Operation Ke3chang Resurfaces, Targeting Indian Embassies

A threat group which first came to the front 2 years agone, has resurfaced. Dubbed as Functioning Ke3chang, the campaign was aimed at attacking strange diplomacy ministries in Europe. According to latest findings, the Cathay-linked group continued to improve its malware arsenal and is now targeting Indian embassies worldwide.

Performance Ke3chang is back, at present targeting Indian embassies

Get-go discovered in 2022 by FireEye, the research business firm had linked the attackers to China and had claimed that the group was active since 2022. In the outset analysis, three pieces of malware were discovered by researchers: BS2005, BMW and MyWeb. The new report past Palo Alto Networks suggests that the group has remained active in the previous years and they have too made improvements to their malware capabilities. The hackers behind Operation Ke3change are at present targeting Indian embassies using a new piece of malware.

We've discovered a new malware family unit we've named TidePool. It has strong behavioral ties to Ke3chang and is being used in an ongoing attack campaign against Indian diplomatic mission personnel worldwide. This targeting is also consistent with previous attacker TTPs; Ke3chang historically targeted the Ministry of Diplomacy, and also conducted several prior campaigns against India.

The new tool, dubbed TidePool, tin be used to read, write and remove files from the target systems. In the latest campaign, hackers sent phishing emails to more than 30 Indian embassies using an annual report. The emails were spoofed to look like they came from real people with ties to Indian embassies. Exploiting a Microsoft Function vulnerability (CVE-2015-2545), the TidePool malware was dropped onto the victim'due south system.

[...] the spear phishing emails we establish targeted several Indian embassies in different countries. One decoy references an almanac written report filed past over xxx Indian embassies across the world. The sender addresses of the phishing emails spoof real people with ties to Indian embassies, adding legitimacy to the emails to prompt the recipients to open up the fastened file.

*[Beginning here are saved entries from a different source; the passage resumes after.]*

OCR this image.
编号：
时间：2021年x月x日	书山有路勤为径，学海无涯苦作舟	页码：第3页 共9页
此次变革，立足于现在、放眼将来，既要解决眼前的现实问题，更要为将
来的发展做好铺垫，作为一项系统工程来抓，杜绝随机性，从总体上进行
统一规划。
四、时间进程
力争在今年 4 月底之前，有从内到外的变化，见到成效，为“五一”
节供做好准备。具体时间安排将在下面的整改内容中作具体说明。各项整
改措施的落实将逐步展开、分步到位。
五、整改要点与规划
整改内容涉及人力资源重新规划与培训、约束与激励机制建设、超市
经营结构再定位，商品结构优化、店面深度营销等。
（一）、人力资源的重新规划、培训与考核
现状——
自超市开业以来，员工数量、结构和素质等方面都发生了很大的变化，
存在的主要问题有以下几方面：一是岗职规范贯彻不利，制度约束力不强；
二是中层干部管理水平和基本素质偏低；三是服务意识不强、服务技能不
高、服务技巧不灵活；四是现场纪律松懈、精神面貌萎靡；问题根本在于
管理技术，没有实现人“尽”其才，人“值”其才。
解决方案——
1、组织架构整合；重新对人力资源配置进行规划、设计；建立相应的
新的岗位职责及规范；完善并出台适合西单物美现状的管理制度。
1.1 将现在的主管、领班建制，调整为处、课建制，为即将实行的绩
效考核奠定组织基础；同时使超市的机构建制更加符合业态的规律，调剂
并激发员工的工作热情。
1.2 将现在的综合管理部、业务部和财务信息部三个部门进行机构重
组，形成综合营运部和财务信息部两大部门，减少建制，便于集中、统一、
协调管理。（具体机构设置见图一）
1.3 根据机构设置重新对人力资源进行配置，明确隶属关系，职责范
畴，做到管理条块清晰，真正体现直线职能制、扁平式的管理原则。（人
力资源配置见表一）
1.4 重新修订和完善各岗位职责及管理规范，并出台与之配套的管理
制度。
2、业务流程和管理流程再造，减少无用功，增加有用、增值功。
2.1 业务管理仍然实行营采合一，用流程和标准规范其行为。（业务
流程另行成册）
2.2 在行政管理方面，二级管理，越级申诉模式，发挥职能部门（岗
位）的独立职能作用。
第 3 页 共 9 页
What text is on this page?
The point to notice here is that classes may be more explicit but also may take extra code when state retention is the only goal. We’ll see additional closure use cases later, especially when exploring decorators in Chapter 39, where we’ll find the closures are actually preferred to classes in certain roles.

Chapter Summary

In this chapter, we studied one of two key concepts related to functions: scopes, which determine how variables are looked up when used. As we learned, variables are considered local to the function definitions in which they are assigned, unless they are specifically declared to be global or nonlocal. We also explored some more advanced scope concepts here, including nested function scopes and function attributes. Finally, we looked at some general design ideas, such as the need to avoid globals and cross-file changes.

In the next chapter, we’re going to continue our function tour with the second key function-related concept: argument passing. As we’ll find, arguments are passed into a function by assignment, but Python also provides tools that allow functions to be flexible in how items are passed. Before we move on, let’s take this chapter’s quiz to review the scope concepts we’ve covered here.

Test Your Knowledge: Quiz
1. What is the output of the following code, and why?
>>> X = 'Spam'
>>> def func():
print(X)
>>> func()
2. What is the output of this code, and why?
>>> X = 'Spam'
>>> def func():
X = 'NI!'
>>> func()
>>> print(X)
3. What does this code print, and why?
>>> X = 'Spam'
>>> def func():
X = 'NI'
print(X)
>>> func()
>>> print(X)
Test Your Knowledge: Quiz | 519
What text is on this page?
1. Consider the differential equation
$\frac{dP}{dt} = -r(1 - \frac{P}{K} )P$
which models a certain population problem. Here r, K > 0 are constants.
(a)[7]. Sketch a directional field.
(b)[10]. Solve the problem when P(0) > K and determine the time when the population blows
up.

Similar to BS2005, the new threat behaves like a remote access trojan (RAT), which tin can execute commands on the infected systems. Researchers have also discovered that while both the threats share lawmaking, including for command and control (C&C) obfuscation and use of library functions, TidePool appears to be an evolution of the previous malware.

Researchers have reported that the latest findings indicate Indian embassies are "likely a high priority target as it has continued over multiple years."